I rolled my eyes at her histrionics. “How am I responsible for the situation of the world? I’m just trying to do the best I can.”
“For the world or for yourself?” she replied, unoffended and compassionate. “Forgive me for sharing the hardships of ethical action with you. I know it would be easier to just do your job, watch TV, and not consider such things.” She reached forward and gave my forehead a gentle shove. “What was your first impulse in this situation?”
“Not to do it.”
“Well, there you are. That’s Truth. Don’t lie to yourself. Who do you think you’re kidding, anyway? You don’t respect people you
lie to, and you don’t respect people who lie to you. Look where you leave yourself. No matter which way you turn it, you’ll have no self-respect. Of course you can make yourself cozy with creature comforts, but what kind of creature will you be?”
“Aha!” I exclaimed in my sixth or seventh rehearsal of this confabulation. “If I were to follow my instincts, I would have kissed you the moment I met you.” I congratulated myself on this reply, imaginary though it was.

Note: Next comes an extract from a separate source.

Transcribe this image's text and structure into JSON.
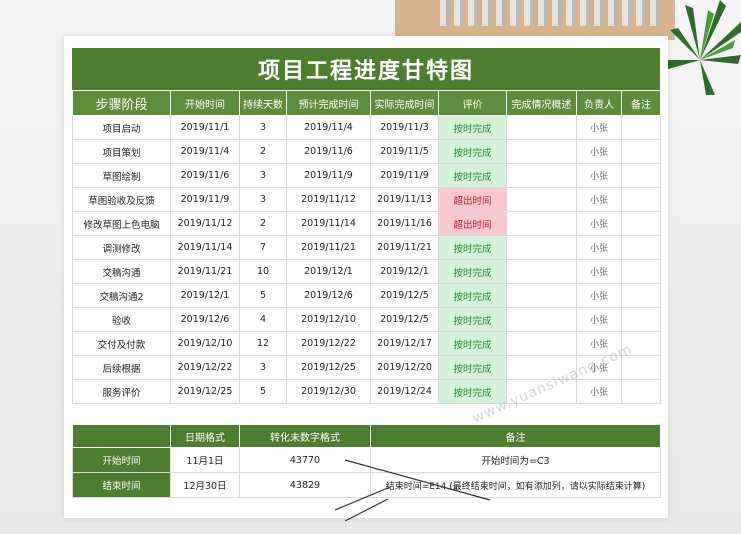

Sophia, however, wasn’t the least bit flustered, or if she was, she immediately pretended not to be, quite like a feline in this regard.
“Perhaps you should have,” she said, “or at least let me know that you would have liked to. At least then the interaction could have proceeded honestly and openly.” She winked at me. “I thought you were acting weird when we met. You only made yourself awkward by trying to suppress the truth.”
“So I should have kissed you?”
“Not at all,” she snickered. “There are other less intimate ways to express admiration and affection. A warm smile, a bow. To have actually kissed me would have only made me uncomfortable. So we have a qualification: Trust your instincts to the extent that you don’t disturb others. Your example doesn’t change what I’m saying.” Sophia leaned forward and kissed the top of my head as if tucking me in to bed. “Make the right decisions,” she counseled, a smile unfurling on her face like a frond after the final frost. With this straightforward wisdom, she disappeared from my imagination, but not before slipping me a dandelion for luck and sweet dreams.
51 Ethical conduct is like parachuting. It’s easier to daydream about it than to do it. Imagining it even gives me a thrill, a windblown rush of vicarious morality, a self-righteous confidence that I could do it if I really had to. However, in this situation, I had no parachute, nor even a plane, though I had no idea that an entire squadron was just beyond the horizon and heading my way. But having no real choice now, my conscience had no objections to pursuing my assignment. I was comfortable with the trusty conditional that I would have made the right decision, if only I could have.